Pytorch equivalent of np.partition()

catubc · March 26, 2019, 8:26pm

Hi

I need helping write a fast version of np.partition() using pytorch. https://docs.scipy.org/doc/numpy-1.14.1/reference/generated/numpy.partition.html.

a = np.array([3, 4, 2, 1]) 
# np.partition returns a quasi-sorted version of the above array with the values '3' in the 2nd entry and '4' in the 3rd entry because that's where those values would be  if the array above was fully sorted
np.partition(a, (2,3))
>[2,1,3,4]

I need to do a similar thing using pytorch. In particular, I am doing a torch.max() over a large 2D array (1D array would be equivalent) and I’d like to get the first and second largest values.

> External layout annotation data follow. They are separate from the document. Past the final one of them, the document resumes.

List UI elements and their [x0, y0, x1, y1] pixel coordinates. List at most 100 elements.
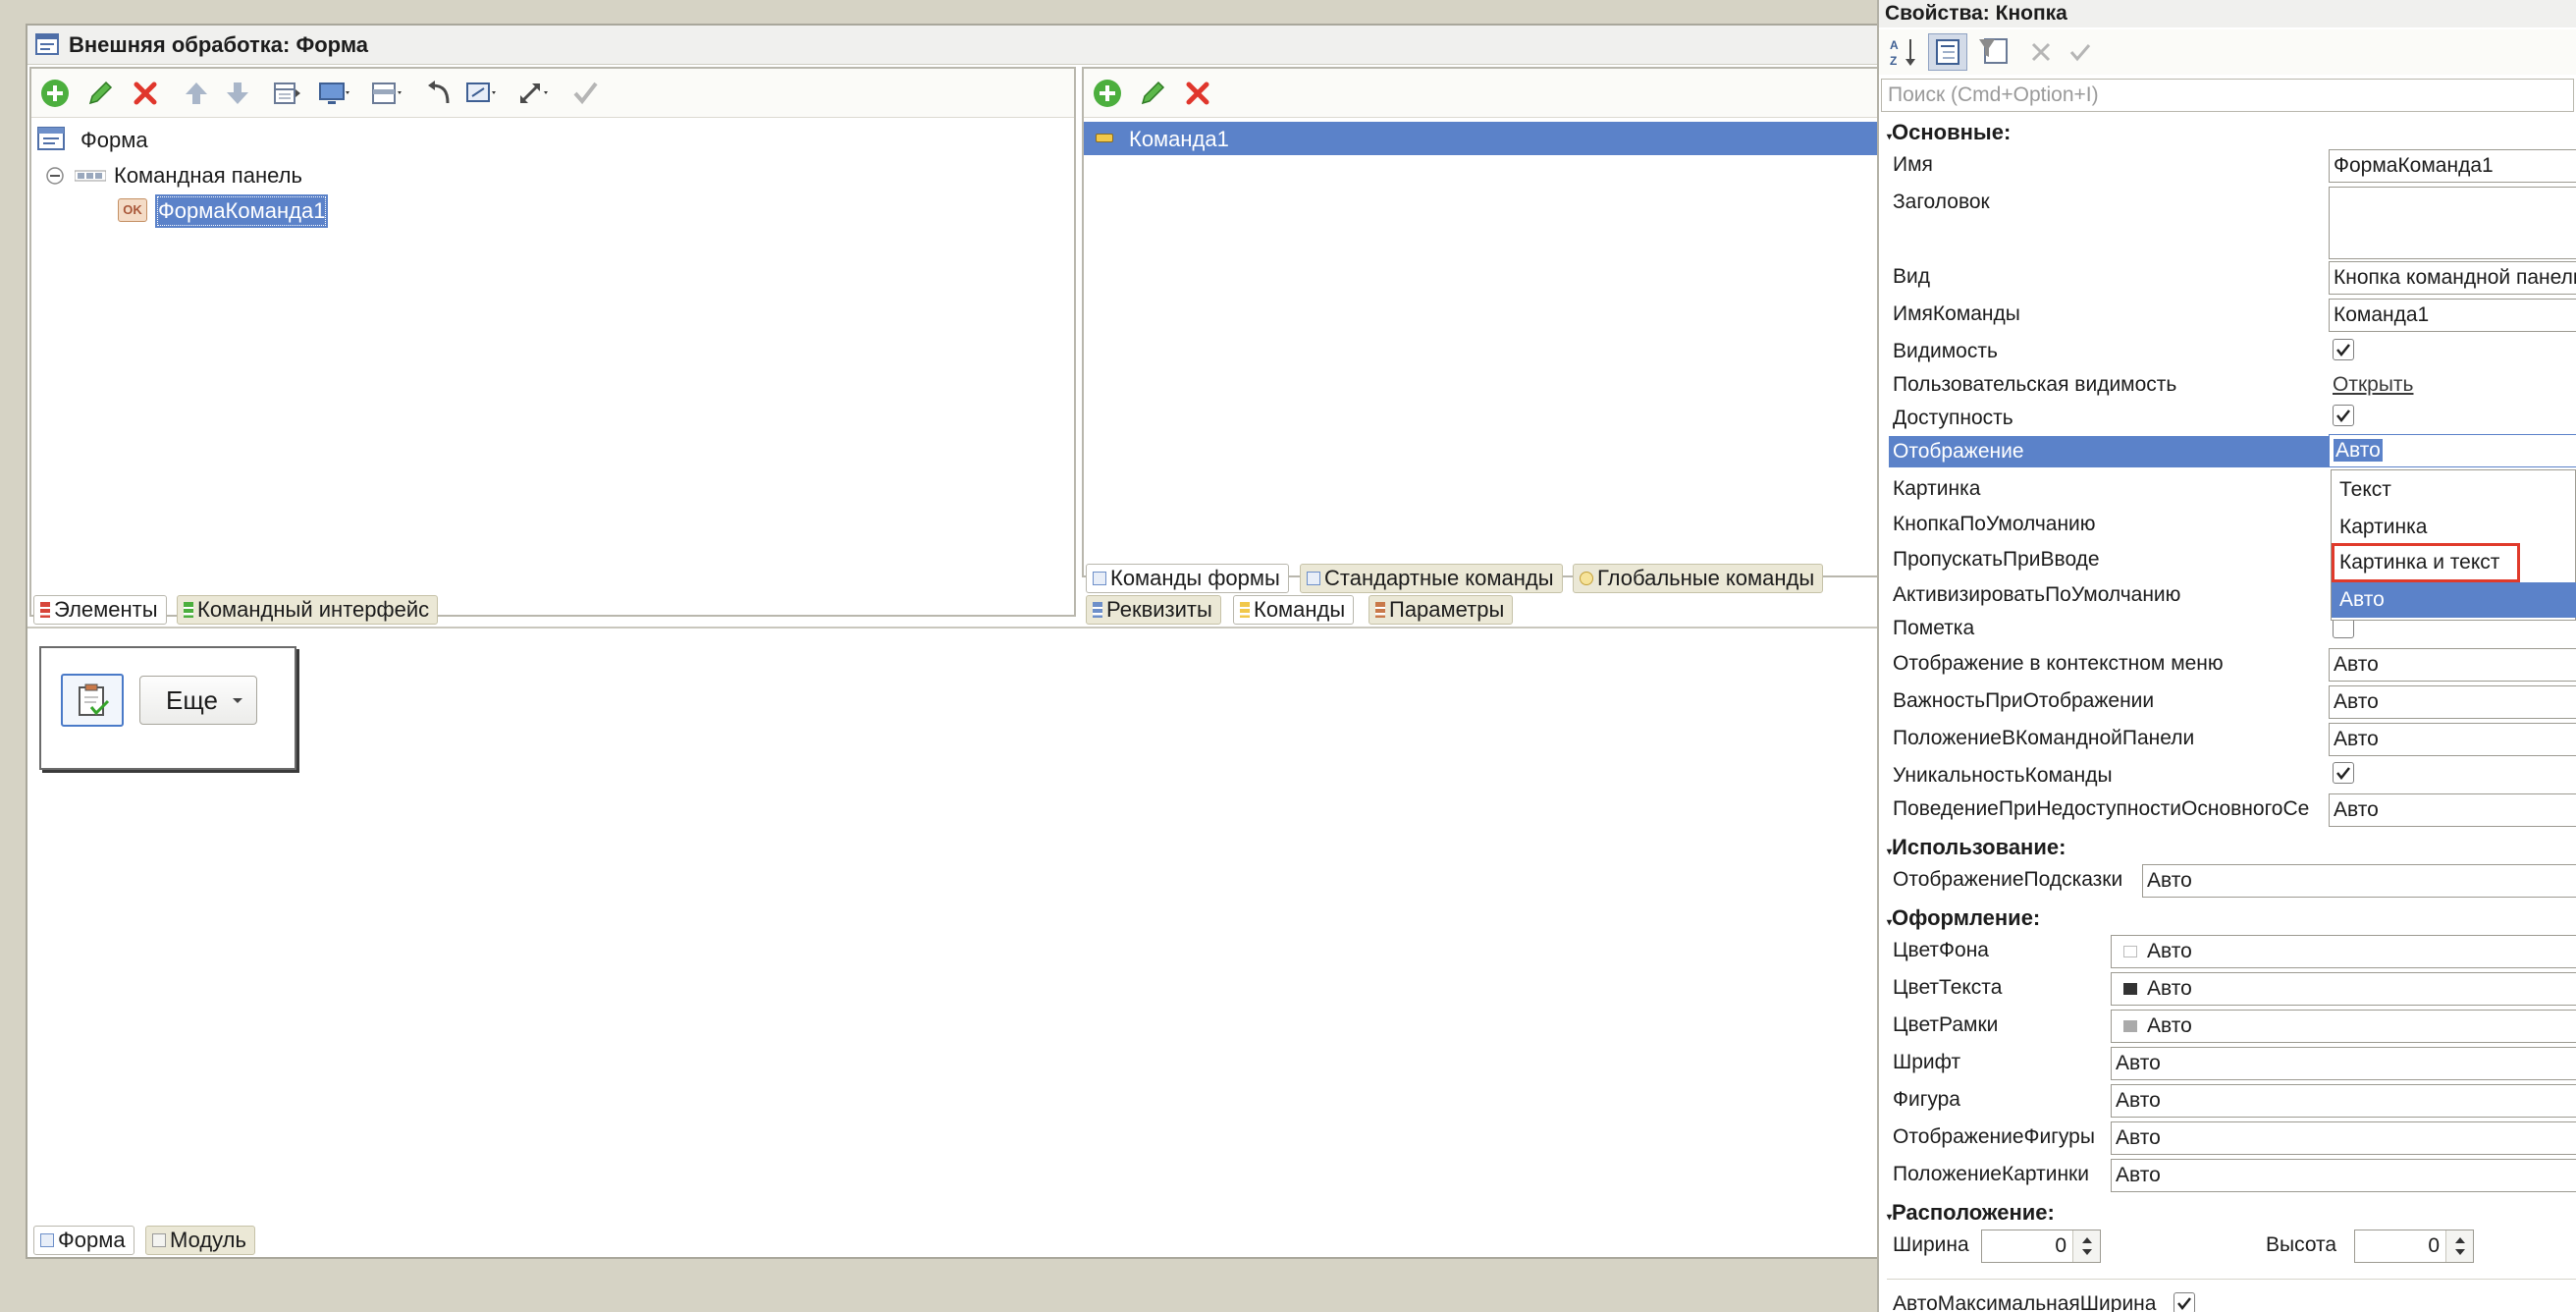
tab-standard-commands[interactable]: Стандартные команды: [1300, 564, 1563, 593]
splitter[interactable]: [27, 627, 1877, 629]
title-label: Заголовок: [1893, 191, 1990, 213]
tab-label: Модуль: [170, 1228, 246, 1252]
title-field[interactable]: [2329, 187, 2576, 259]
group-appearance[interactable]: ▾Оформление:: [1887, 905, 2040, 931]
tab-module[interactable]: Модуль: [145, 1226, 255, 1255]
properties-search-input[interactable]: Поиск (Cmd+Option+I): [1881, 79, 2574, 112]
delete-icon[interactable]: [1180, 76, 1215, 111]
tab-label: Стандартные команды: [1324, 566, 1554, 590]
group-main[interactable]: ▾Основные:: [1887, 120, 2011, 145]
command-name-field[interactable]: Команда1: [2329, 299, 2576, 332]
tooltip-field[interactable]: Авто: [2142, 864, 2576, 898]
collapse-icon[interactable]: [45, 166, 65, 186]
tab-form-commands[interactable]: Команды формы: [1086, 564, 1289, 593]
bg-color-value: Авто: [2147, 940, 2192, 962]
monitor-menu-icon[interactable]: [316, 76, 351, 111]
group-layout[interactable]: ▾Расположение:: [1887, 1200, 2055, 1226]
display-field[interactable]: Авто: [2329, 434, 2576, 467]
tab-command-interface[interactable]: Командный интерфейс: [177, 595, 439, 625]
kind-label: Вид: [1893, 265, 1930, 288]
text-color-field[interactable]: Авто: [2111, 972, 2576, 1006]
clear-icon[interactable]: [2026, 37, 2056, 67]
clipboard-check-icon: [79, 683, 110, 716]
auto-max-width-checkbox[interactable]: [2174, 1292, 2195, 1312]
edit-icon[interactable]: [1135, 76, 1170, 111]
visible-checkbox[interactable]: [2333, 339, 2354, 360]
picture-label: Картинка: [1893, 477, 1981, 500]
move-up-icon[interactable]: [179, 76, 214, 111]
name-label: Имя: [1893, 153, 1933, 176]
categorized-view-icon[interactable]: [1928, 33, 1967, 71]
tree-item-label: Форма: [80, 128, 148, 152]
tree-item-form-command1[interactable]: OK ФормаКоманда1: [118, 194, 373, 228]
group-label: Оформление:: [1892, 905, 2041, 930]
table-view-icon[interactable]: [269, 76, 304, 111]
tree-item-command-bar[interactable]: Командная панель: [45, 159, 438, 192]
chevron-down-icon: [233, 698, 242, 703]
user-visibility-open-link[interactable]: Открыть: [2333, 373, 2413, 397]
command-row[interactable]: Команда1: [1084, 122, 1887, 155]
move-down-icon[interactable]: [220, 76, 255, 111]
divider: [1887, 1279, 2576, 1280]
commands-pane: Команда1: [1082, 67, 1887, 577]
unique-checkbox[interactable]: [2333, 762, 2354, 784]
expand-menu-icon[interactable]: [516, 76, 552, 111]
font-label: Шрифт: [1893, 1051, 1961, 1073]
visible-label: Видимость: [1893, 340, 1998, 362]
filter-icon[interactable]: [1975, 33, 2014, 71]
tab-commands[interactable]: Команды: [1233, 595, 1355, 625]
undo-icon[interactable]: [422, 76, 457, 111]
tab-form[interactable]: Форма: [33, 1226, 134, 1255]
tab-global-commands[interactable]: Глобальные команды: [1573, 564, 1824, 593]
display-option-auto[interactable]: Авто: [2332, 582, 2576, 618]
check-icon[interactable]: [567, 76, 603, 111]
apply-icon[interactable]: [2066, 37, 2095, 67]
picture-position-field[interactable]: Авто: [2111, 1159, 2576, 1192]
position-field[interactable]: Авто: [2329, 723, 2576, 756]
properties-toolbar: AZ: [1879, 29, 2576, 75]
tab-attributes[interactable]: Реквизиты: [1086, 595, 1221, 625]
spin-arrows-icon[interactable]: [2445, 1230, 2473, 1262]
tab-label: Параметры: [1389, 597, 1505, 622]
color-swatch-icon: [2123, 946, 2137, 958]
tab-parameters[interactable]: Параметры: [1368, 595, 1514, 625]
resize-menu-icon[interactable]: [463, 76, 499, 111]
importance-field[interactable]: Авто: [2329, 685, 2576, 719]
add-icon[interactable]: [1090, 76, 1125, 111]
display-field-value: Авто: [2334, 439, 2383, 462]
edit-icon[interactable]: [82, 76, 118, 111]
add-icon[interactable]: [37, 76, 73, 111]
importance-label: ВажностьПриОтображении: [1893, 689, 2155, 712]
svg-text:Z: Z: [1890, 54, 1897, 68]
context-menu-label: Отображение в контекстном меню: [1893, 652, 2224, 675]
group-usage[interactable]: ▾Использование:: [1887, 835, 2066, 860]
font-field[interactable]: Авто: [2111, 1047, 2576, 1080]
name-field[interactable]: ФормаКоманда1: [2329, 149, 2576, 183]
elements-tab-icon: [40, 602, 50, 618]
delete-icon[interactable]: [128, 76, 163, 111]
kind-field[interactable]: Кнопка командной панели: [2329, 261, 2576, 295]
border-color-label: ЦветРамки: [1893, 1013, 1999, 1036]
panel-menu-icon[interactable]: [369, 76, 404, 111]
shape-field[interactable]: Авто: [2111, 1084, 2576, 1118]
sort-alpha-icon[interactable]: AZ: [1887, 35, 1920, 69]
width-spinner[interactable]: 0: [1981, 1230, 2101, 1263]
height-spinner[interactable]: 0: [2354, 1230, 2474, 1263]
border-color-field[interactable]: Авто: [2111, 1010, 2576, 1043]
tab-elements[interactable]: Элементы: [33, 595, 167, 625]
user-visibility-label: Пользовательская видимость: [1893, 373, 2177, 396]
spin-arrows-icon[interactable]: [2072, 1230, 2100, 1262]
bg-color-field[interactable]: Авто: [2111, 935, 2576, 968]
elements-pane: Форма Командная панель OK ФормаКоманда1: [29, 67, 1076, 617]
behavior-field[interactable]: Авто: [2329, 793, 2576, 827]
preview-picture-button[interactable]: [61, 674, 124, 727]
enabled-checkbox[interactable]: [2333, 405, 2354, 426]
more-button[interactable]: Еще: [139, 676, 257, 725]
display-option-text[interactable]: Текст: [2332, 472, 2576, 508]
window-title: Внешняя обработка: Форма: [69, 32, 369, 57]
shape-display-field[interactable]: Авто: [2111, 1121, 2576, 1155]
display-option-picture[interactable]: Картинка: [2332, 510, 2576, 545]
context-menu-field[interactable]: Авто: [2329, 648, 2576, 682]
command-icon: [1096, 134, 1113, 142]
form-icon: [37, 127, 65, 150]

Is there a way to do this more efficiently than calling torch.max() once, masking out the values found, and then calling it again with masks (i.e. something like the below)?

# 2D version of max search over axis=0
x_largest, y_largest = torch.max(array,0)
array[x_largest, y_largest]=-1E10

# find 2nd largest peak
x_2ndlargest, y_2ndlargest = torch.max(array,0)

chenyuntc · March 26, 2019, 8:45pm

torch.topk, which is even simpler

catubc · March 26, 2019, 9:05pm

That’s it, seems to be perfect function! Thanks so much.